Only png files are supported.
For a momentary locator, set the opacity to the max. This will make the locator noticeable enough for its short lifespan.
For a permanent locator, play with the opacity to find a noticeable and not annoying balance.

Scale buttons
This property relates to a permanent locator and activated "Show mouse buttons" settings. The idea is to shrink the mouse buttons indicators to look nice with the locator image.

3. Tunnel vision assistant

Open the locator center.
Click on "Extras..." button.
Select the "Tunnel vision assistant" checkbox.
Note: There are two types of activation:
  • Toggle the assistant:
    This one will either show or hide the assistant, depending on its current visibility.
    Activate by hotkeys or mouse waving.
  • Show the assistant:
    This one will only show the assistant.
    For example, when the mouse pointer successively hits screen borders, the assistant will be shown for a longer period.
    Activate by: mouse hits or crosses screen borders or moves after an inactivity period.


TVA was built on user requests but can serve even more.
The main idea is about a momentary assistive image on fullscreen, that drive the eyes to the mouse.

The space around the mouse pointer is hollow and scaled to the size of the locator.

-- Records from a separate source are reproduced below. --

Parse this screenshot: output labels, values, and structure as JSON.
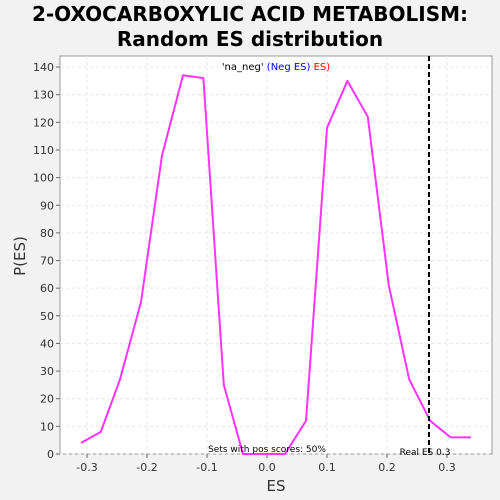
{
  "title_lines": [
    "2-OXOCARBOXYLIC ACID METABOLISM:",
    "Random ES distribution"
  ],
  "chart_data": {
    "type": "line",
    "xlabel": "ES",
    "ylabel": "P(ES)",
    "xlim": [
      -0.345,
      0.375
    ],
    "ylim": [
      0,
      144
    ],
    "x_ticks": [
      -0.3,
      -0.2,
      -0.1,
      0.0,
      0.1,
      0.2,
      0.3
    ],
    "x_tick_labels": [
      "-0.3",
      "-0.2",
      "-0.1",
      "0.0",
      "0.1",
      "0.2",
      "0.3"
    ],
    "y_ticks": [
      0,
      10,
      20,
      30,
      40,
      50,
      60,
      70,
      80,
      90,
      100,
      110,
      120,
      130,
      140
    ],
    "grid": true,
    "legend": {
      "placement": "top-center",
      "parts": [
        {
          "text": "'na_neg' ",
          "color": "#000000"
        },
        {
          "text": "(Neg ES) ",
          "color": "#0000ff"
        },
        {
          "text": "ES)",
          "color": "#ff0000"
        }
      ]
    },
    "series": [
      {
        "color": "#ff33ff",
        "x": [
          -0.31,
          -0.277,
          -0.245,
          -0.21,
          -0.175,
          -0.14,
          -0.106,
          -0.072,
          -0.04,
          -0.005,
          0.03,
          0.065,
          0.1,
          0.134,
          0.168,
          0.203,
          0.237,
          0.272,
          0.306,
          0.34
        ],
        "y": [
          4,
          8,
          27,
          55,
          108,
          137,
          136,
          25,
          0,
          0,
          0,
          12,
          118,
          135,
          122,
          61,
          27,
          12,
          6,
          6
        ]
      }
    ],
    "reference_line": {
      "x": 0.27,
      "style": "dashed",
      "color": "#000000",
      "label": "Real ES 0.3"
    },
    "annotation": "Sets with pos scores: 50%"
  }
}
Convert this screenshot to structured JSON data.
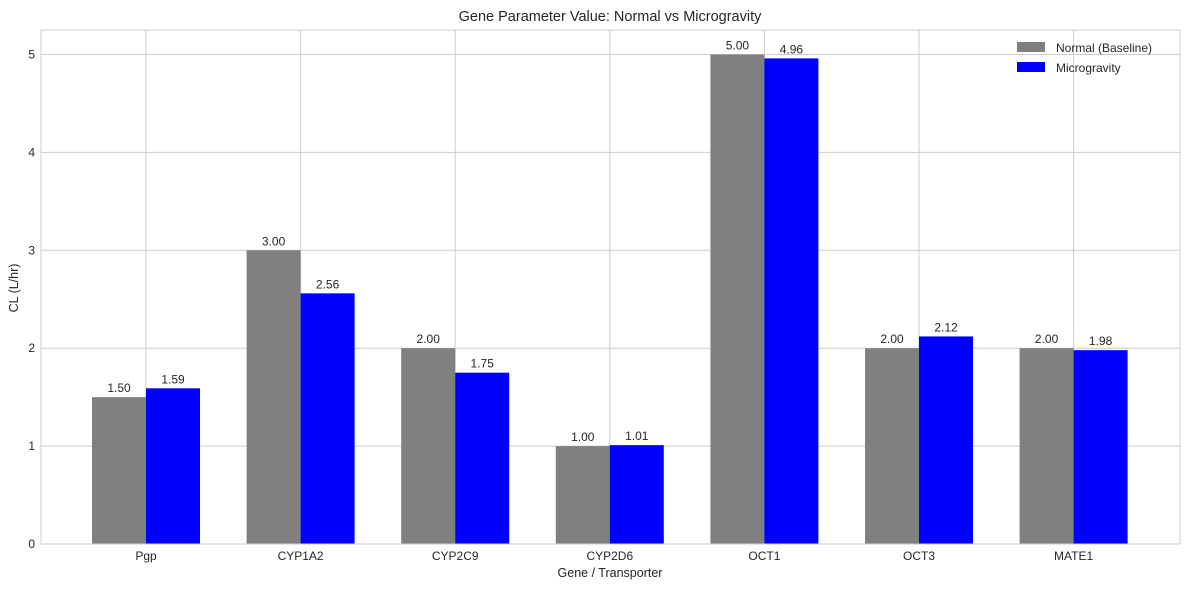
{
  "chart_data": {
    "type": "bar",
    "title": "Gene Parameter Value: Normal vs Microgravity",
    "xlabel": "Gene / Transporter",
    "ylabel": "CL (L/hr)",
    "ylim": [
      0,
      5.25
    ],
    "yticks": [
      0,
      1,
      2,
      3,
      4,
      5
    ],
    "grid": true,
    "legend_position": "top-right",
    "categories": [
      "Pgp",
      "CYP1A2",
      "CYP2C9",
      "CYP2D6",
      "OCT1",
      "OCT3",
      "MATE1"
    ],
    "series": [
      {
        "name": "Normal (Baseline)",
        "color": "#808080",
        "values": [
          1.5,
          3.0,
          2.0,
          1.0,
          5.0,
          2.0,
          2.0
        ],
        "labels": [
          "1.50",
          "3.00",
          "2.00",
          "1.00",
          "5.00",
          "2.00",
          "2.00"
        ]
      },
      {
        "name": "Microgravity",
        "color": "#0000ff",
        "values": [
          1.59,
          2.56,
          1.75,
          1.01,
          4.96,
          2.12,
          1.98
        ],
        "labels": [
          "1.59",
          "2.56",
          "1.75",
          "1.01",
          "4.96",
          "2.12",
          "1.98"
        ]
      }
    ]
  }
}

Values around 10 are good for the locator's outer diameter.
The activity duration is the same as the duration of the momentary static locator. So if the locator is permanent or animated, a discrepancy in the lifespan of both tools may be noted.

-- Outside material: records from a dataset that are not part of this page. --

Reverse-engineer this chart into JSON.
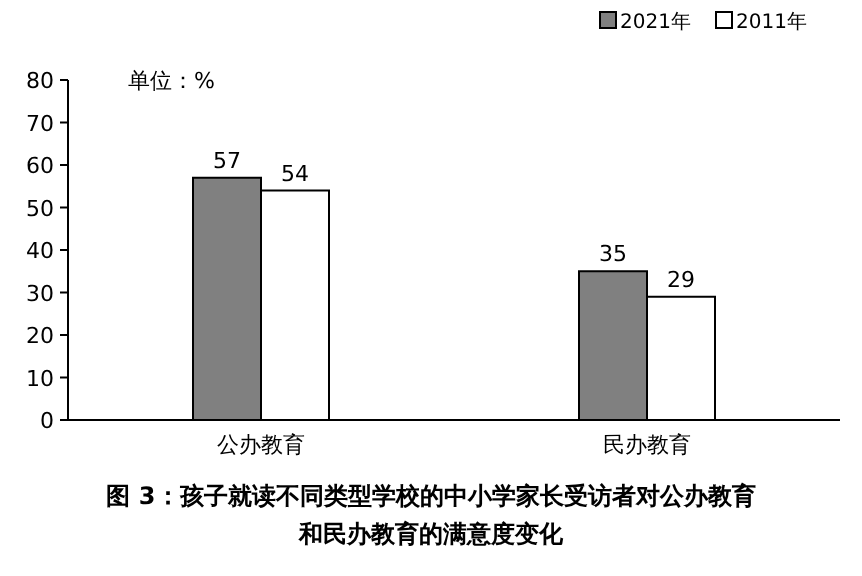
{
  "chart_data": {
    "type": "bar",
    "title": "图 3：孩子就读不同类型学校的中小学家长受访者对公办教育和民办教育的满意度变化",
    "annotations": [
      "单位：%"
    ],
    "categories": [
      "公办教育",
      "民办教育"
    ],
    "series": [
      {
        "name": "2021年",
        "color": "#808080",
        "values": [
          57,
          35
        ]
      },
      {
        "name": "2011年",
        "color": "#ffffff",
        "values": [
          54,
          29
        ]
      }
    ],
    "ylim": [
      0,
      80
    ],
    "yticks": [
      0,
      10,
      20,
      30,
      40,
      50,
      60,
      70,
      80
    ],
    "data_labels": true,
    "legend": "top right",
    "grid": false
  }
}
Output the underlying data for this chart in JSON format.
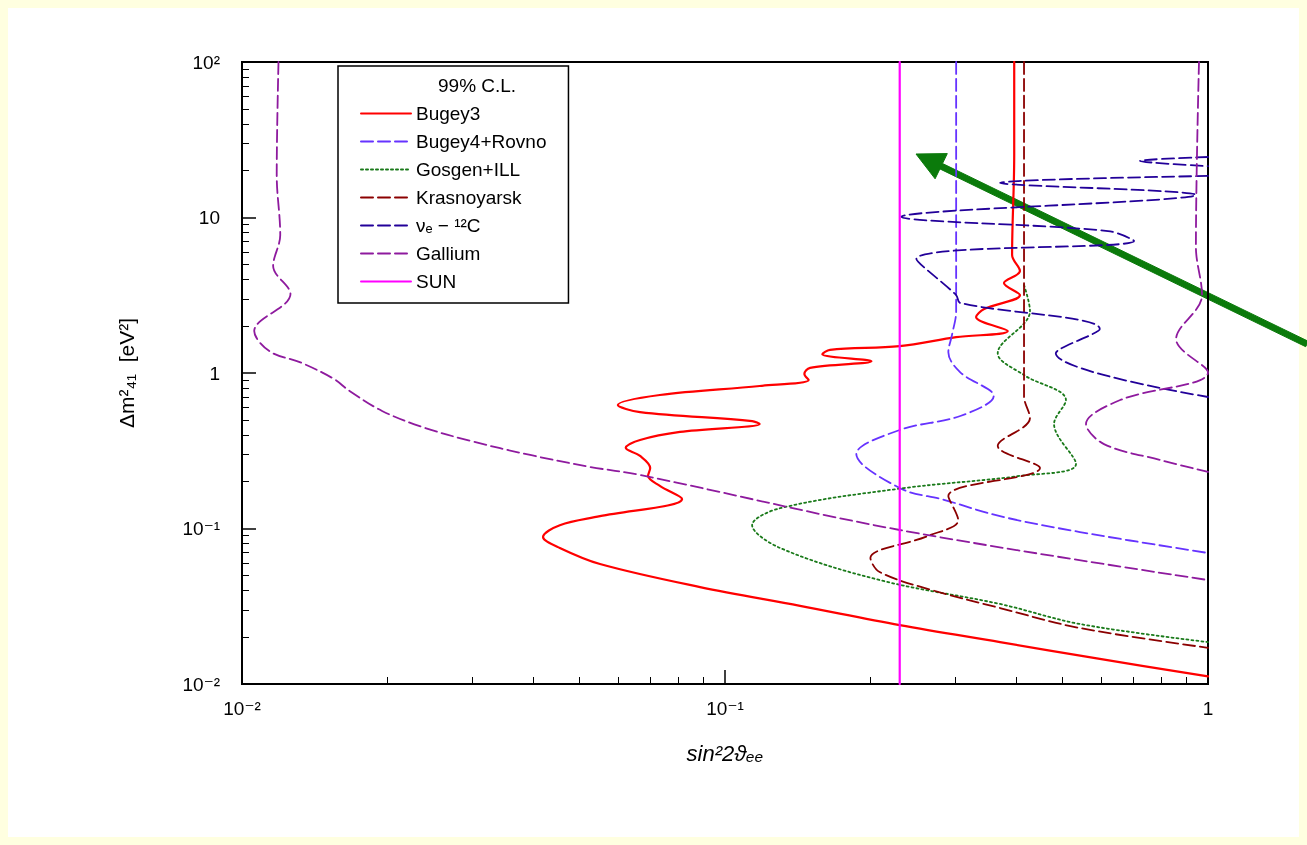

The assistant has four different faces - Rays, Fibers, Circles, and Chevrons. They are interactive and track the mouse all the time.

Rays and Fibers are the basic variants and should cover most cases.
Rays are more obtrusive and set by default as a universal solution.
Fibers are a complementary choice when the job should not be interrupted, like reading text and watching a video.
Both faces are built around the concept of the spider web. All peripheral points are fixed, and the most moving point is the mouse pointer. Thus the user will get the perception about mouse location without hunting and staring at it. For example, when you finish writing a new mail just move your eyes to the "send message" button, activate TVA, and move the mouse only by perception until it appears over the button.

Circles have additional animation toward the mouse.
The visual effect is highly obtrusive, even annoying.
But they can help in case of blurred vision, slow focusing (short-sightedness), or jerking eye movements (eyes move smoothly only when tracking a moving object).
Be very careful with a lazy eye - try only at the lowest speed and immediately return to Rays and Fibers if the eye starts wandering.

Chevrons can replace Circles as they are less obtrusive, but they may not be visible enough for some users.

Feedback is welcome.

Example 1

Tunnel vision. Eyes are focusing well and move fast and smooth.

Select the "On all monitors" checkbox.
Select the "Rays" or "Fibers" checkbox.
Toggle the assistant On.
Play with the Density and Duration.
If the duration is about a second, then all the activation events may be selected. For a longer duration, please deselect the "Show on" activation events.
Note: The lazy eye will be probably here. Just increase the duration enough, the active eye to lead slowly toward the mouse. So the lazy one will not be wandering behind.

Example 2

Tunnel vision. Eyes with bad focus, slow or jerky move.
Select the "On all monitors" checkbox.
Select the "Circles" checkbox.
Set the Speed to the MIN - the leftmost position.
Set the Duration to the max.
Toggle the assistant On.
Play with the Density.
Play with the Speed carefully.
Deselect all the "Show on" activation events. Select "Toggle on" events.

Example 3

Normal vision.
The user prefers to have a perception about mouse location instead of hunting and staring at it.
Deselect the "On all monitors" checkbox on computers with 1 or 2 screens.
Or select it on computers with 3 or more screens.
Select the "Rays" or "Fibers" checkbox.
Set the Duration to the max.
Toggle the assistant On.
Play with the Density.
Select the prefered activation events.
Return to the Duration and find an appropriate value beginning with the smallest one.